Eccoci qui, ancora una volta a raccontare il malessere generalizzato che dall’inizio di questa stagione attanaglia gli appassionati tifosi rossoneri.

La Lucchese e’ rinata, certamente, ma a quale costo?

Quando parliamo di costo non ci riferiamo di certo ai soldi, ma parliamo, pensiamo, all’immagine.

L’immagine di un club storico e prestigioso come quello rossonero, un club calcistico nato oltre 114 anni fa.

Alti e bassi, serie minori, ma anche tanta Serie A e B, con giocatori messi a disposizione anche della Nazionale Italiana.

Il passato non si scorda, e’ scritto, ed e’ proprio per questo che in molti, in tantissimi stanno vivendo questo momento “transitorio: come una vera e propria gogna, anche mediatica.

“Siete voluti ripartire dalla Serie D con gente non all’altezza della situazione ed ecco i risultati”, lo sfogo di un giovane tifoso rossonero…

“Non mi piace questo gruppo dirigente – ci scrive Francesco – ed ho deciso di non venire piu’ allo Stadio.
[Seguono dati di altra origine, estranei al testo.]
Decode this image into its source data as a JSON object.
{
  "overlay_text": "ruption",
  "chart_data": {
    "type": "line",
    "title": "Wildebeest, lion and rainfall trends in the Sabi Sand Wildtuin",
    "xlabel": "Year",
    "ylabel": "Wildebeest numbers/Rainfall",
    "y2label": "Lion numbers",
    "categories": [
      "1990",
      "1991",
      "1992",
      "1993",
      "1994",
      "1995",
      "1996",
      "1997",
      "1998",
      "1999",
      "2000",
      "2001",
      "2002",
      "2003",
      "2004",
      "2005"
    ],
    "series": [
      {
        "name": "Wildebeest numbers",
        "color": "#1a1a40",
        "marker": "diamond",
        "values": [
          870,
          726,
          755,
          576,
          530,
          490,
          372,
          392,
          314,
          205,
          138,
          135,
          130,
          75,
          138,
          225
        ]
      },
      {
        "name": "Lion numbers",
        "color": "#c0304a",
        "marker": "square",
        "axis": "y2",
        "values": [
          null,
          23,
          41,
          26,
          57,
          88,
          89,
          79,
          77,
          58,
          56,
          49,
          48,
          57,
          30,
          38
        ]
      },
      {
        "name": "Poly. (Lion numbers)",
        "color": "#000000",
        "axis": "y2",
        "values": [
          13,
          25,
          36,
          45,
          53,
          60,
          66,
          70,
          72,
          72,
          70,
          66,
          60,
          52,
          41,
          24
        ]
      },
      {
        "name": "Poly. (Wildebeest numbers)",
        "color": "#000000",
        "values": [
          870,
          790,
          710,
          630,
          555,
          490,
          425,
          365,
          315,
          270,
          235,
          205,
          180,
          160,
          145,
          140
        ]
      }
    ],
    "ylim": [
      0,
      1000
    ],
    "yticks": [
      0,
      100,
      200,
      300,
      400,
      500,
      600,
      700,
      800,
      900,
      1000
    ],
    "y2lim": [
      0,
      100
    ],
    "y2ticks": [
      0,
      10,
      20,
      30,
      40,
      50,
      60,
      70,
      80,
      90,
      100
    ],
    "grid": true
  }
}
Badate bene – prosegue Francesco – in vita mia, ed ho 59 anni, ho mancato a sole due gare della Lucchese perche’ facevo il militare”.

“Sono stanco, stufo di vedere la Lucchese umiliata nei campetti di periferia” – scrive Andrea – Chi ha deciso questo progetto di rinascita si deve frugare nel portafoglio e portare a Lucca giocatori all’altezza.

Lucca, la Lucchese, se gioca in Serie D lo deve fare solo ed esclusivamente per vincere”.

Questi sono solo alcuni degli sfoghi che quotidianamente riceviamo in redazione, ma che adesso (visto che crescono di settimana in settimana a causa dei pessimi risultati della squadra) abbiamo voluto riproporre a voi. Voi che amate la Lucchese, voi che seguite la squadra in casa e in trasferta e che, purtroppo, ogni domenica che passa, trascorre, siete sempre meno sugli spalti dello Stadio. Una disfatta.

Per quanto ci riguarda, parliamo di Tifolucchese, abbiamo espresso piu’ di una volta ai nostri lettori che siamo decisamente stanchi di parlare solo di societa’, politica, manovre varie ecc.

Vorremmo parlare solo ed esclusivamente di calcio, giocatori, moduli, mercato, avversari, ma le circostanze, almeno da 5-6 anni a questa parte, ce lo hanno impedito, ci hanno limitato drasticamente.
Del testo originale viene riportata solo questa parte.